Node.js & Amazon S3: How to iterate through all files in a bucket?

Is there any Amazon S3 client library for Node.js that allows listing of all files in S3 bucket?

The most known aws2js and knox don't seem to have this functionality.

Using the official aws-sdk:

var allKeys = [];
function listAllKeys(marker, cb)
{
  s3.listObjects({Bucket: s3bucket, Marker: marker}, function(err, data){
    allKeys.push(data.Contents);

    if(data.IsTruncated)
      listAllKeys(data.Contents.slice(-1)[0].Key, cb);
    else
      cb();
  });
}

see s3.listObjects

In fact aws2js supports listing of objects in a bucket on a low level via s3.get() method call. To do it one has to pass prefix parameter which is documented on Amazon S3 REST API page:

var s3 = require('aws2js').load('s3', awsAccessKeyId, awsSecretAccessKey);    
s3.setBucket(bucketName);

var folder = encodeURI('some/path/to/S3/folder');
var url = '?prefix=' + folder;

s3.get(url, 'xml', function (error, data) {
    console.log(error);
    console.log(data);
});

The data variable in the above snippet contains a list of all objects in the bucketName bucket.

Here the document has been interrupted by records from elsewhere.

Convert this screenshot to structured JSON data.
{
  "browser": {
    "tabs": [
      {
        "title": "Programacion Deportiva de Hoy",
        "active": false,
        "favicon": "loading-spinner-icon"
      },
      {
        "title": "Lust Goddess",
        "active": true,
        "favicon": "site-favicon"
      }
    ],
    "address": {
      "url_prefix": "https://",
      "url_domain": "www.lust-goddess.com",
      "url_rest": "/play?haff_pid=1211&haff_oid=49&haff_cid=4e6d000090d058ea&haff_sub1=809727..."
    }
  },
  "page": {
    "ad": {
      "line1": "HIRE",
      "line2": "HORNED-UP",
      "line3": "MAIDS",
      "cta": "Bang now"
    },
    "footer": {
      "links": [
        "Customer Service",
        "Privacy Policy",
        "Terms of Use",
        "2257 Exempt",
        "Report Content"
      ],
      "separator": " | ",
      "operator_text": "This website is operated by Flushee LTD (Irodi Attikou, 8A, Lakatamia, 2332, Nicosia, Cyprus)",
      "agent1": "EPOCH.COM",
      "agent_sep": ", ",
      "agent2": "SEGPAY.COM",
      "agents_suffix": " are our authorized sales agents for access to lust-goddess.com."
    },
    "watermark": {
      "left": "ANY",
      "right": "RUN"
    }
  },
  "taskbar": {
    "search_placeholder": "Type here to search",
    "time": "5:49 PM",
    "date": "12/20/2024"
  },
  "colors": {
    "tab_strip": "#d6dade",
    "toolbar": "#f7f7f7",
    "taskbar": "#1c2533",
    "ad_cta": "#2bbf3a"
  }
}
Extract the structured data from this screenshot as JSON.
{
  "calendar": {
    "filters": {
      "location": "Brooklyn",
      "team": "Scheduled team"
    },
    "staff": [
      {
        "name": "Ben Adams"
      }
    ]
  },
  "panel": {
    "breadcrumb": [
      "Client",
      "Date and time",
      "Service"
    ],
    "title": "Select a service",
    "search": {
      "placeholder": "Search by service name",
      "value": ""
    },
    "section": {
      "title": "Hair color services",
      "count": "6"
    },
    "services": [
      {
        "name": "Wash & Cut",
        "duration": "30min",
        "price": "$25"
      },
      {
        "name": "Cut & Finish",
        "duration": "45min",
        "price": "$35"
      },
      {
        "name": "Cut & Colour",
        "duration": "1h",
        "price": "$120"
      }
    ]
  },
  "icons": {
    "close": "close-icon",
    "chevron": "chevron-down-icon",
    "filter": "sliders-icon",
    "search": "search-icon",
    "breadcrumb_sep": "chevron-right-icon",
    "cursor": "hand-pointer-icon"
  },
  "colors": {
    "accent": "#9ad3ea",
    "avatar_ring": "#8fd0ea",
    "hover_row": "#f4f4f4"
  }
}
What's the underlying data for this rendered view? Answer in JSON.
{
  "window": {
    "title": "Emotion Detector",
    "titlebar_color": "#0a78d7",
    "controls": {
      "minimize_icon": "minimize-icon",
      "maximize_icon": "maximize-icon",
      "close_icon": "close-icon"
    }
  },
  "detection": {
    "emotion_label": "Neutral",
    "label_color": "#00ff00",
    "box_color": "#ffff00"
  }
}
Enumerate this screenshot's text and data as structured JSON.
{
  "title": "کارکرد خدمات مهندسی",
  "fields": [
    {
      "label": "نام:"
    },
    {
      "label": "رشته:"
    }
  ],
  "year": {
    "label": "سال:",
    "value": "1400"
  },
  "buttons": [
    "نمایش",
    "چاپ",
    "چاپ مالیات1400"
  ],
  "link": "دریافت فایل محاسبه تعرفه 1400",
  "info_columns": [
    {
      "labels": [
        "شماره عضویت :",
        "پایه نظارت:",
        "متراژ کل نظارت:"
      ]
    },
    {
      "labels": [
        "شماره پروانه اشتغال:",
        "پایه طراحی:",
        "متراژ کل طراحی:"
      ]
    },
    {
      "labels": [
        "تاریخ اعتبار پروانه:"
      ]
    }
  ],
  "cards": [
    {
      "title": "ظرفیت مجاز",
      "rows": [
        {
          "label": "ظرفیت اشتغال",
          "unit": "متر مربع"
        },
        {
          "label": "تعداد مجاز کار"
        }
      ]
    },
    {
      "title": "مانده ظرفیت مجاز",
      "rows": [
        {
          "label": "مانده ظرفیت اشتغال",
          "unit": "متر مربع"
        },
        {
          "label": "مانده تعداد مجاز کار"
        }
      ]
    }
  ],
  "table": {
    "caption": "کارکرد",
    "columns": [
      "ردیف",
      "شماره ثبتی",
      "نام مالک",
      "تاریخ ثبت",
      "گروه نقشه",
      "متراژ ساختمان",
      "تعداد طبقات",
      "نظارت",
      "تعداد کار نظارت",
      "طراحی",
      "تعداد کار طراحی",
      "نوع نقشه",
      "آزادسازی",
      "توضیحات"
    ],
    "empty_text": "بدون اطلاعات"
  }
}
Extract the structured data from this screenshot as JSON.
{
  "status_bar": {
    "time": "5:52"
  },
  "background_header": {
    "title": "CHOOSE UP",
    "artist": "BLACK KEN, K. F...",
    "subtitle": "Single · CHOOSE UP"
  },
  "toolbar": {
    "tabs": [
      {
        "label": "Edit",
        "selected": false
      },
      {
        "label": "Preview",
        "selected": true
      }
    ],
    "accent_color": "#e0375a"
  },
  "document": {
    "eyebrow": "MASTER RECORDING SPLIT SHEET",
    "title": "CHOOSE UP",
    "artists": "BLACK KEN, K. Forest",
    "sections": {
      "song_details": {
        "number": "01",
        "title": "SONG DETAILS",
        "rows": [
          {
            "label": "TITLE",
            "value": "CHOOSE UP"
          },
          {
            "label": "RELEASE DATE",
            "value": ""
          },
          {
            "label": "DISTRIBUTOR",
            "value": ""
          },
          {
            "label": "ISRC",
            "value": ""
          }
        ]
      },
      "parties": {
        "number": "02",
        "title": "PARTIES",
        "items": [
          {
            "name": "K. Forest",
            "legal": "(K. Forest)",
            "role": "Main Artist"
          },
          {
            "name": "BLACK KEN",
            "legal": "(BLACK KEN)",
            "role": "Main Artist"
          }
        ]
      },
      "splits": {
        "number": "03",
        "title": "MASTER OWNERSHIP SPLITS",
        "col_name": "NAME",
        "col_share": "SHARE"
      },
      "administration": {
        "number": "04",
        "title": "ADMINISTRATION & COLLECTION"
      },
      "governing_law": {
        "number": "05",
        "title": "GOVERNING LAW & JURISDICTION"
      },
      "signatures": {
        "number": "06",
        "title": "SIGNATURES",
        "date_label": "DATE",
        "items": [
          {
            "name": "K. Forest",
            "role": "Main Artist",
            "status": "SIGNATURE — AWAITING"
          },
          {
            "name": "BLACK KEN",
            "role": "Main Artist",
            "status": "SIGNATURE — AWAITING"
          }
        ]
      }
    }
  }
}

Published knox-copy when I couldn't find a good existing solution. Wraps all the pagination details of the Rest API into a familiar node stream:

var knoxCopy = require('knox-copy');

var client = knoxCopy.createClient({
  key: '<api-key-here>',
  secret: '<secret-here>',
  bucket: 'mrbucket'
});

client.streamKeys({
  // omit the prefix to list the whole bucket
  prefix: 'buckets/of/fun' 
}).on('data', function(key) {
  console.log(key);
});

If you're listing fewer than 1000 files a single page will work:

client.listPageOfKeys({
  prefix: 'smaller/bucket/o/fun'
}, function(err, page) {
  console.log(page.Contents); // <- Here's your list of files
});

Although @Meekohi's answer does technically work, I've had enough heartache with the S3 portion of the AWS SDK for NodeJS. After all the previous struggling with modules such as aws-sdk, s3, knox, I decided to install s3cmd via the OS package manager and shell-out to it using child_process

Something like:

    var s3cmd = new cmd_exec('s3cmd', ['ls', filepath, 's3://'+inputBucket],
            function (me, data) {me.stdout += data.toString();},
            function (me) {me.exit = 1;}
    );
    response.send(s3cmd.stdout);

(Using the cmd_exec implementation from this question)

This approach just works really well - including for other problematic things like file upload.